FOR IMMEDIATE RELEASE
Contact: Captain Bill Sheehan
Hackensack Riverkeeper’s Next Step For The River
Petitions EPA to list lower Hackensack River as Superfund site
Today, Hackensack Riverkeeper formally petitioned the United States Environmental Protection Agency (EPA) to study whether the main stem of the Hackensack River should be listed under the federal Superfund law. The drastic action was taken on behalf of the tidal reaches of river that stretch for twenty-two miles from Van Buskirk Island in Oradell, NJ to the river’s terminus at Newark Bay. Bottom sediments throughout that area are contaminated with a long list of toxic chemicals and heavy metals.
Captain Bill Sheehan, Riverkeeper and executive director, filed the petition today with EPA Region 2, which now has one year to complete a “preliminary assessment” in the case. The purpose of the preliminary assessment is for the Agency to determine whether and to what extent the river is eligible for Superfund designation.
For over two hundred years industrial interests used the Hackensack River as a convenient dumping ground. As a result, there are five current Superfund sites on the river or its tributaries, and literally hundreds of sites within its watershed (drainage basin) that the New Jersey Department of Environmental Protection (DEP) lists as “Known Contaminated Sites.” In DEP’s list of state waters unsafe or fishing or swimming, the Hackensack is cited as unacceptably contaminated with toxins including DDT, PCBs, Dioxin, Chromium, Copper, and Mercury among other pollutants.
Hackensack Riverkeeper submitted its petition after meeting with both DEP and EPA numerous times over previous years. Both agencies agreed that some level of listing is appropriate for the river, but did not agree on the specifics. EPA has favored listing the river in its entirety, whereas DEP has favored extending Superfund jurisdiction from an existing Superfund site such as the former Ventron/Velsicol property adjacent to Berry’s Creek in Wood-Ridge, NJ. The Department and Agency have been unable to bridge their divide.
“We filed this petition because we simply cannot wait any longer for the EPA and DEP to resolve their bureaucratic differences,” said Captain Sheehan. “Our river has been unsafe for fishing and swimming for generations, and its never going to improve until we stop arguing and get to work.”
Because Hackensack Riverkeeper believes that the EPA approach is superior to DEP’s, the organization filed its petition. Unlike in the nearby Passaic River, the Hackensack pollution is not dominated by the contributions of one industrial site (i.e. the former Diamond Shamrock site in Newark), so extending jurisdiction from an existing site would be unfair and inefficient. Also, by listing the entire river, the remediation can be done holistically to reduce the risk of recontamination as much as possible.

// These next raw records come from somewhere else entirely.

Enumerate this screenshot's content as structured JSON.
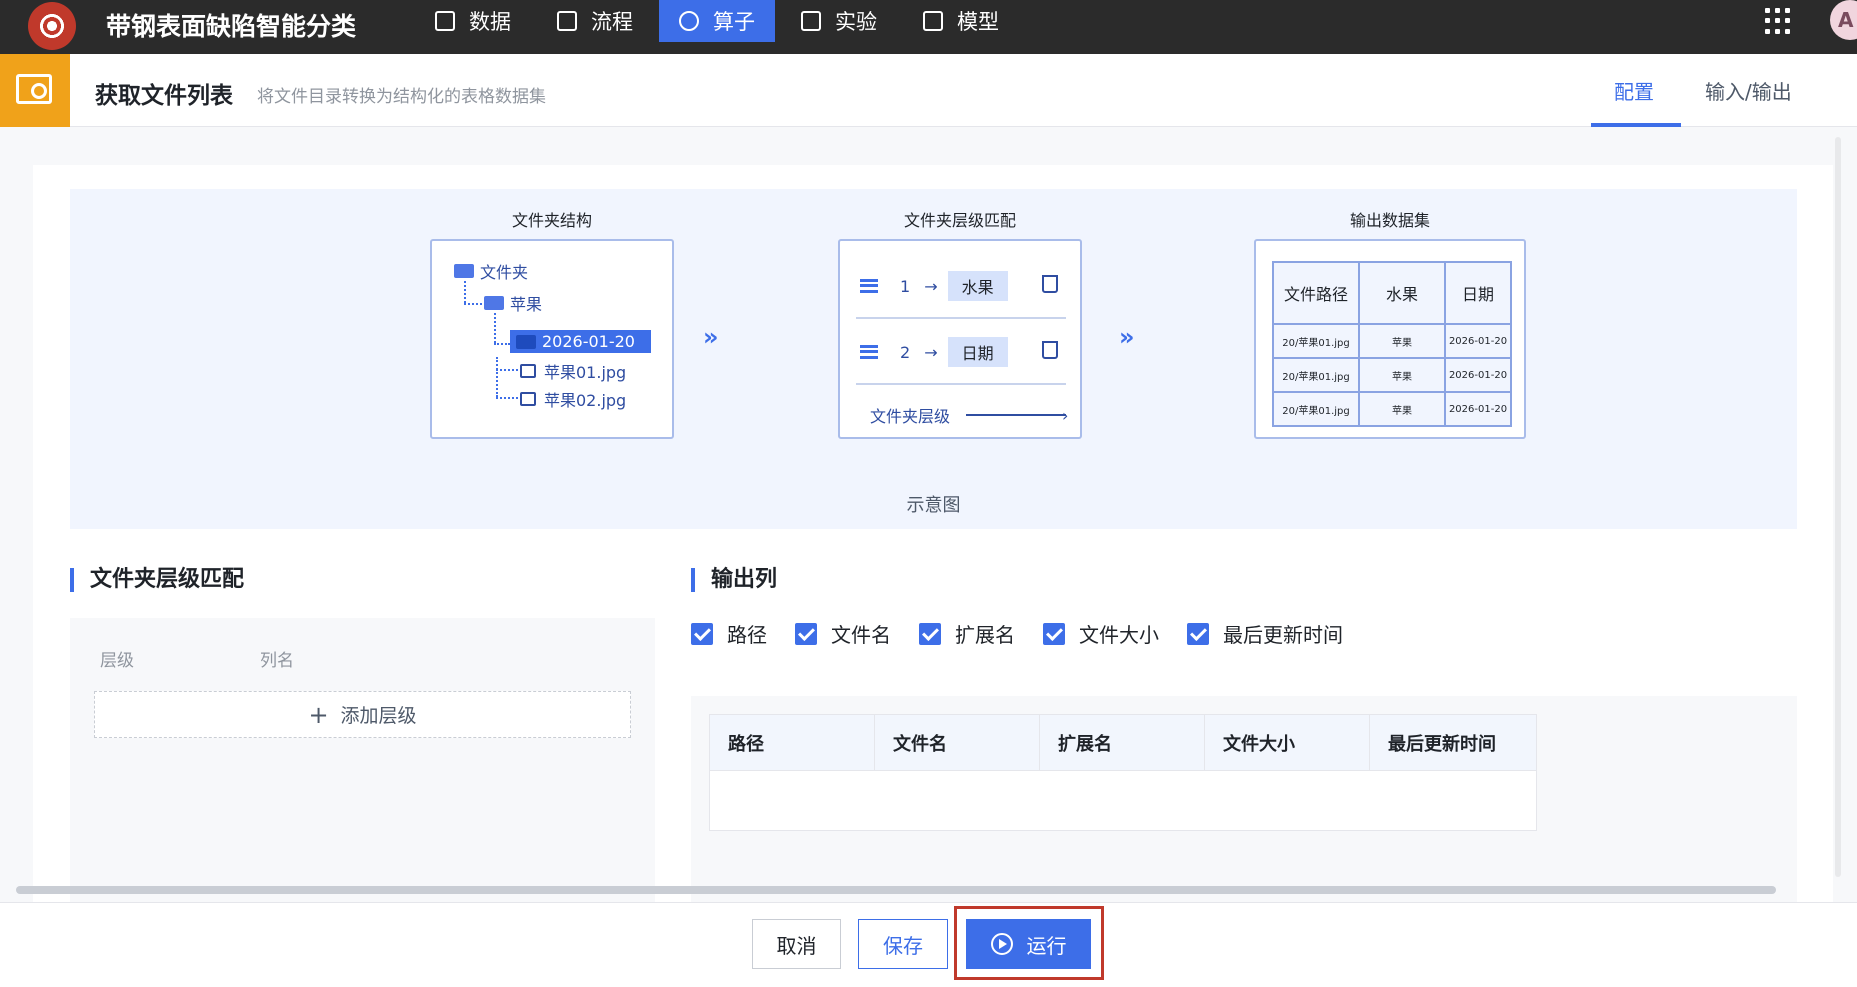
{
  "topbar": {
    "app_title": "带钢表面缺陷智能分类",
    "nav": [
      {
        "label": "数据",
        "icon": "table-icon"
      },
      {
        "label": "流程",
        "icon": "flow-icon"
      },
      {
        "label": "算子",
        "icon": "gear-icon",
        "active": true
      },
      {
        "label": "实验",
        "icon": "cube-icon"
      },
      {
        "label": "模型",
        "icon": "save-icon"
      }
    ],
    "avatar_initial": "A"
  },
  "header": {
    "title": "获取文件列表",
    "description": "将文件目录转换为结构化的表格数据集",
    "tabs": [
      {
        "label": "配置",
        "active": true
      },
      {
        "label": "输入/输出"
      }
    ]
  },
  "diagram": {
    "folder_structure": {
      "title": "文件夹结构",
      "root": "文件夹",
      "level1": "苹果",
      "level2": "2026-01-20",
      "files": [
        "苹果01.jpg",
        "苹果02.jpg"
      ]
    },
    "level_match": {
      "title": "文件夹层级匹配",
      "rows": [
        {
          "index": "1",
          "name": "水果"
        },
        {
          "index": "2",
          "name": "日期"
        }
      ],
      "footer": "文件夹层级"
    },
    "output_dataset": {
      "title": "输出数据集",
      "headers": [
        "文件路径",
        "水果",
        "日期"
      ],
      "rows": [
        [
          "20/苹果01.jpg",
          "苹果",
          "2026-01-20"
        ],
        [
          "20/苹果01.jpg",
          "苹果",
          "2026-01-20"
        ],
        [
          "20/苹果01.jpg",
          "苹果",
          "2026-01-20"
        ]
      ]
    },
    "caption": "示意图"
  },
  "level_section": {
    "title": "文件夹层级匹配",
    "col_level": "层级",
    "col_name": "列名",
    "add_label": "添加层级"
  },
  "output_section": {
    "title": "输出列",
    "checkboxes": [
      "路径",
      "文件名",
      "扩展名",
      "文件大小",
      "最后更新时间"
    ],
    "table_headers": [
      "路径",
      "文件名",
      "扩展名",
      "文件大小",
      "最后更新时间"
    ]
  },
  "footer": {
    "cancel": "取消",
    "save": "保存",
    "run": "运行"
  },
  "colors": {
    "accent": "#3d6ee8",
    "header_icon_bg": "#f0a21a",
    "topbar": "#2b2b2b",
    "highlight": "#c0392b"
  }
}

The preliminary assessment will gather data on the extent and severity of contamination within the river’s sediments. Once the preliminary assessment is completed, the EPA will decide whether the river qualifies for Superfund designation. If it is added to the Superfund list, the EPA will have broad powers to require responsible parties to pay to restore the river.
“Our petition is the first step on a very long path,” said Sheehan “but you can’t come to the end of a long hike until you start walking.”
Founded in 1997 by Captain Bill Sheehan, Hackensack Riverkeeper is environmental advocate for the Hackensack River. A founding member of the international Waterkeeper Alliance, the organization defends the Public Trust through a fourfold strategy of environmental action, advocacy, education and litigation.